Depending on your familiarity with mountain running, the term “Nolan’s 14” likely either evokes blank stares or a mix of awe and dread. Nolan’s isn’t particularly well known outside of hardcore ultra-running circles; among mountain runners, though, it is one of the crown jewels (if not THE crown jewel) of big mountain speed records.
Here’s what Nolan’s 14 is: a linkup of fourteen 14,000ft peaks in the Sawatch Range above Leadville and Buena Vista in Colorado. The rules are straightforward: start at either of two defined endpoints and tag fourteen 14,000ft summits, on foot, within a 60 hour time window.
Everything else is up to you - when to go, which end to start at, what routes to take between the peaks (much of the linkup is off-trail), whether to go supported or unsupported. By now, though, Nolan’s has been done often enough that there is consensus about practical route choices: depending on your tolerance for scrambling and 4th/5th class terrain, any Nolan’s linkup will entail a distance of somewhere between 89 and 104 miles with a minimum of 43,000ft of ascent.
I remember hearing about Nolan’s 14 for the first time when I was just finding my stride as a fledgling weekend-warrior ultra runner in Texas. Back then, I looked at the route and dismissed it as impossible. Too hard, too high, too much off-trail navigation, too much climbing. Back then, no woman had yet completed the challenge - and I thought that there was no way I would ever want to even think about giving it a try.
Well… that was eight years ago. In the meantime, a lot has happened. Anna Frost and Missy Gosney proved that women could complete the route. Megan Hicks came along a year later and improved on their time. And I moved from my midpack pitter patter in flat-and-fast trail ultras to the big mountains, where I knocked down a series of difficult high altitude endurance speed records across the world. Yet Nolan’s 14, to me, always was in a league of its own. “I have no business being on this route” is what my brain tells me. I have run with Anna Frost, one of the original Nolan’s queens and two-times Hardrock 100 champion; I know how fast and strong she is. “Mmmh but maybe I could try” is what my gut says, despite my brain’s best attempts to help me avoid a lot of suffering.
But the reality is - the only reason that I am here, today, preparing to give Nolan’s a go within the next 48 hours, is my friend Mercedes. Where I was dismissing Nolan’s as impossible, Mercedes was the one who had fallen in love with the line and the challenge. It was her who was determined to chase this wild dream, and it’s only because of Mercedes’ relentless passion and enthusiasm that I finally agreed to at least scout the route and wrap my head around attempting Nolan’s. Unfortunately, Mercedes got injured during her training cycle and had to abandon the attempt this season - but gave her blessing for me to move ahead. I count myself lucky to have friends like her.
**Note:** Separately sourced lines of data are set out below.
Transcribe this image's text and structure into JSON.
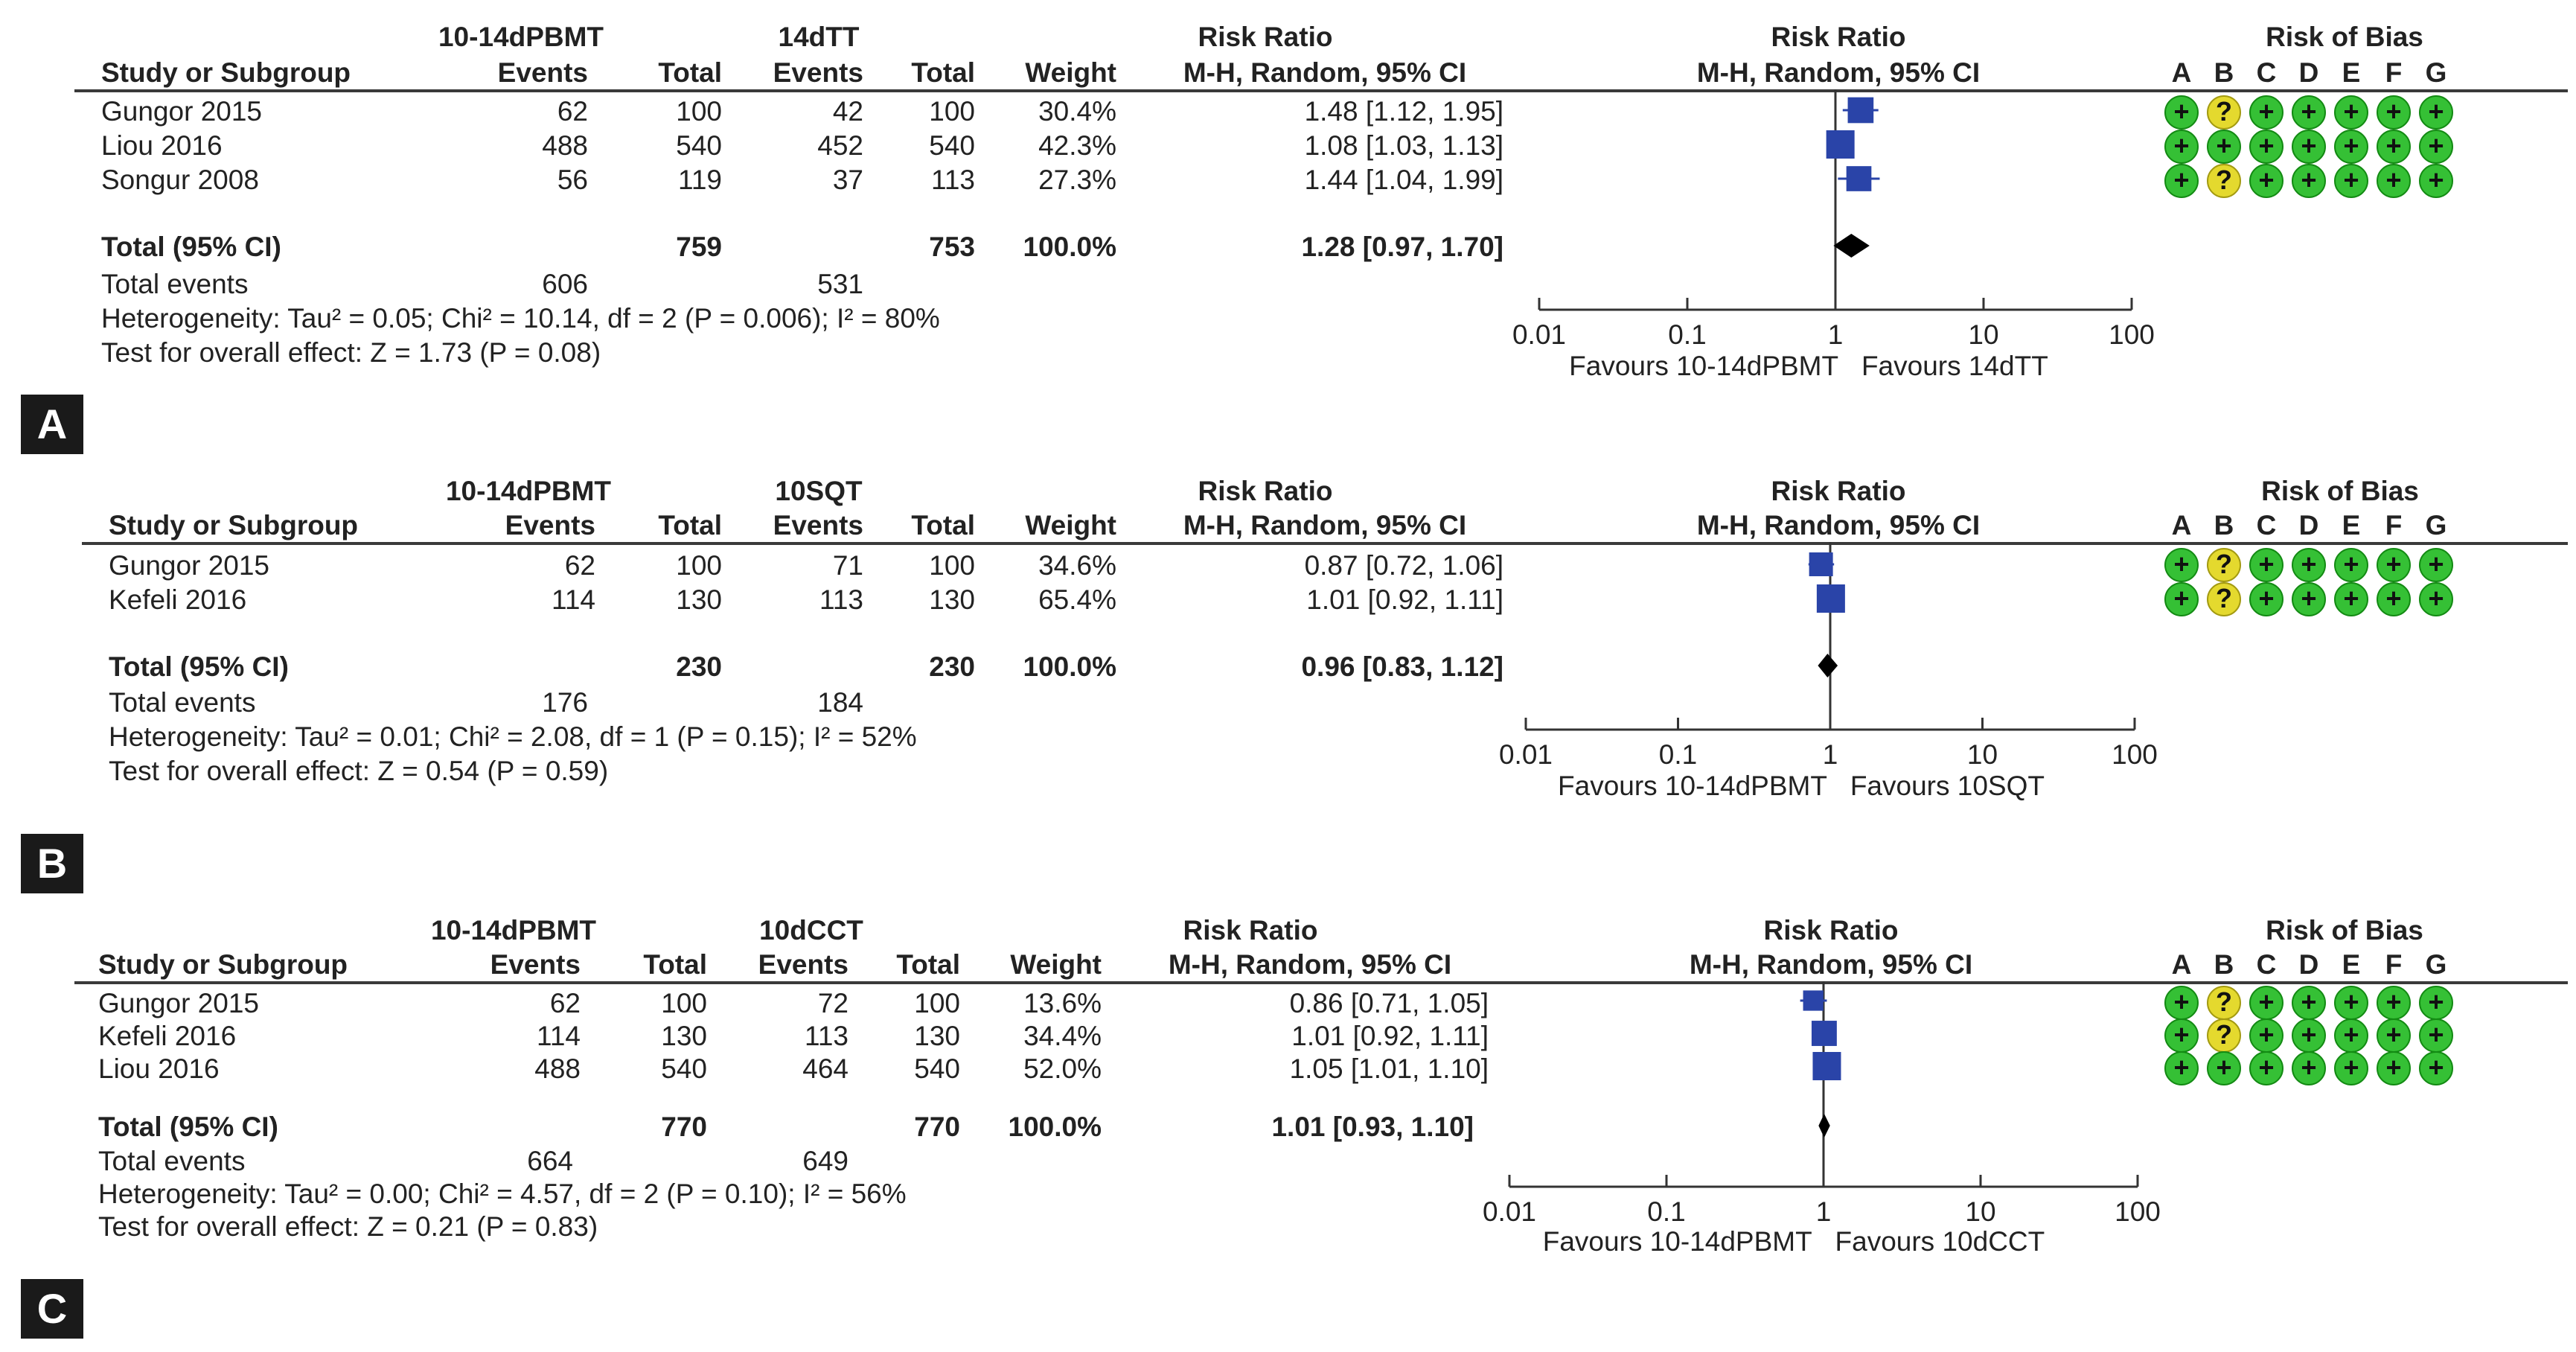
{
  "risk_of_bias_domains": [
    "A",
    "B",
    "C",
    "D",
    "E",
    "F",
    "G"
  ],
  "labels": {
    "study_col": "Study or Subgroup",
    "events": "Events",
    "total": "Total",
    "weight": "Weight",
    "rr": "Risk Ratio",
    "rr_method": "M-H, Random, 95% CI",
    "rob": "Risk of Bias",
    "total_ci": "Total (95% CI)",
    "total_events": "Total events"
  },
  "colors": {
    "study_box": "#2a44a8",
    "diamond": "#000000",
    "rob_low": "#35c035",
    "rob_unclear": "#e4d92e"
  },
  "chart_data": [
    {
      "type": "forest",
      "panel_label": "A",
      "group1": "10-14dPBMT",
      "group2": "14dTT",
      "x_scale": "log",
      "xlim": [
        0.01,
        100
      ],
      "ticks": [
        "0.01",
        "0.1",
        "1",
        "10",
        "100"
      ],
      "favours_left": "Favours 10-14dPBMT",
      "favours_right": "Favours 14dTT",
      "studies": [
        {
          "name": "Gungor 2015",
          "e1": "62",
          "t1": "100",
          "e2": "42",
          "t2": "100",
          "weight": "30.4%",
          "ci_text": "1.48 [1.12, 1.95]",
          "rr": 1.48,
          "lo": 1.12,
          "hi": 1.95,
          "w": 30.4,
          "rob": [
            "low",
            "unclear",
            "low",
            "low",
            "low",
            "low",
            "low"
          ]
        },
        {
          "name": "Liou 2016",
          "e1": "488",
          "t1": "540",
          "e2": "452",
          "t2": "540",
          "weight": "42.3%",
          "ci_text": "1.08 [1.03, 1.13]",
          "rr": 1.08,
          "lo": 1.03,
          "hi": 1.13,
          "w": 42.3,
          "rob": [
            "low",
            "low",
            "low",
            "low",
            "low",
            "low",
            "low"
          ]
        },
        {
          "name": "Songur 2008",
          "e1": "56",
          "t1": "119",
          "e2": "37",
          "t2": "113",
          "weight": "27.3%",
          "ci_text": "1.44 [1.04, 1.99]",
          "rr": 1.44,
          "lo": 1.04,
          "hi": 1.99,
          "w": 27.3,
          "rob": [
            "low",
            "unclear",
            "low",
            "low",
            "low",
            "low",
            "low"
          ]
        }
      ],
      "total": {
        "t1": "759",
        "t2": "753",
        "weight": "100.0%",
        "ci_text": "1.28 [0.97, 1.70]",
        "rr": 1.28,
        "lo": 0.97,
        "hi": 1.7
      },
      "total_events": {
        "e1": "606",
        "e2": "531"
      },
      "heterogeneity": "Heterogeneity: Tau² = 0.05; Chi² = 10.14, df = 2 (P = 0.006); I² = 80%",
      "overall": "Test for overall effect: Z = 1.73 (P = 0.08)"
    },
    {
      "type": "forest",
      "panel_label": "B",
      "group1": "10-14dPBMT",
      "group2": "10SQT",
      "x_scale": "log",
      "xlim": [
        0.01,
        100
      ],
      "ticks": [
        "0.01",
        "0.1",
        "1",
        "10",
        "100"
      ],
      "favours_left": "Favours 10-14dPBMT",
      "favours_right": "Favours 10SQT",
      "studies": [
        {
          "name": "Gungor 2015",
          "e1": "62",
          "t1": "100",
          "e2": "71",
          "t2": "100",
          "weight": "34.6%",
          "ci_text": "0.87 [0.72, 1.06]",
          "rr": 0.87,
          "lo": 0.72,
          "hi": 1.06,
          "w": 34.6,
          "rob": [
            "low",
            "unclear",
            "low",
            "low",
            "low",
            "low",
            "low"
          ]
        },
        {
          "name": "Kefeli 2016",
          "e1": "114",
          "t1": "130",
          "e2": "113",
          "t2": "130",
          "weight": "65.4%",
          "ci_text": "1.01 [0.92, 1.11]",
          "rr": 1.01,
          "lo": 0.92,
          "hi": 1.11,
          "w": 65.4,
          "rob": [
            "low",
            "unclear",
            "low",
            "low",
            "low",
            "low",
            "low"
          ]
        }
      ],
      "total": {
        "t1": "230",
        "t2": "230",
        "weight": "100.0%",
        "ci_text": "0.96 [0.83, 1.12]",
        "rr": 0.96,
        "lo": 0.83,
        "hi": 1.12
      },
      "total_events": {
        "e1": "176",
        "e2": "184"
      },
      "heterogeneity": "Heterogeneity: Tau² = 0.01; Chi² = 2.08, df = 1 (P = 0.15); I² = 52%",
      "overall": "Test for overall effect: Z = 0.54 (P = 0.59)"
    },
    {
      "type": "forest",
      "panel_label": "C",
      "group1": "10-14dPBMT",
      "group2": "10dCCT",
      "x_scale": "log",
      "xlim": [
        0.01,
        100
      ],
      "ticks": [
        "0.01",
        "0.1",
        "1",
        "10",
        "100"
      ],
      "favours_left": "Favours 10-14dPBMT",
      "favours_right": "Favours 10dCCT",
      "studies": [
        {
          "name": "Gungor 2015",
          "e1": "62",
          "t1": "100",
          "e2": "72",
          "t2": "100",
          "weight": "13.6%",
          "ci_text": "0.86 [0.71, 1.05]",
          "rr": 0.86,
          "lo": 0.71,
          "hi": 1.05,
          "w": 13.6,
          "rob": [
            "low",
            "unclear",
            "low",
            "low",
            "low",
            "low",
            "low"
          ]
        },
        {
          "name": "Kefeli 2016",
          "e1": "114",
          "t1": "130",
          "e2": "113",
          "t2": "130",
          "weight": "34.4%",
          "ci_text": "1.01 [0.92, 1.11]",
          "rr": 1.01,
          "lo": 0.92,
          "hi": 1.11,
          "w": 34.4,
          "rob": [
            "low",
            "unclear",
            "low",
            "low",
            "low",
            "low",
            "low"
          ]
        },
        {
          "name": "Liou 2016",
          "e1": "488",
          "t1": "540",
          "e2": "464",
          "t2": "540",
          "weight": "52.0%",
          "ci_text": "1.05 [1.01, 1.10]",
          "rr": 1.05,
          "lo": 1.01,
          "hi": 1.1,
          "w": 52.0,
          "rob": [
            "low",
            "low",
            "low",
            "low",
            "low",
            "low",
            "low"
          ]
        }
      ],
      "total": {
        "t1": "770",
        "t2": "770",
        "weight": "100.0%",
        "ci_text": "1.01 [0.93, 1.10]",
        "rr": 1.01,
        "lo": 0.93,
        "hi": 1.1
      },
      "total_events": {
        "e1": "664",
        "e2": "649"
      },
      "heterogeneity": "Heterogeneity: Tau² = 0.00; Chi² = 4.57, df = 2 (P = 0.10); I² = 56%",
      "overall": "Test for overall effect: Z = 0.21 (P = 0.83)"
    }
  ]
}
I feel equally lucky to be teaming up with not one but two other strong and inspiring women mountain athletes for the upcoming attempt, Tara Miranda and Ilana Jesse.
Of course managing the dynamics, strengths and weaknesses of a team of three on a mission as long and hard as Nolan’s is a challenge in and of itself. That’s the reason why we each will carry personal GPS tracking devices during the attempt, and you can follow all three of us right here: http://trackleaders.com/nolans14f. We hope to stick together and chase the completion of the line as a team, but we are all too keenly aware that a lot can happen over the course of ~sixty hours.
Based on the current weather forecast, we are planning to start at the Fish Hatchery in Leadville Saturday morning. If all goes well, we will all reach Blank’s Cabin together on Monday night; keep your fingers crossed. I already know that in my book, I will consider the mission a success if Tara or Ilana manage to get to Blank’s Cabin in under sixty hours… but I also will not lie - I want this.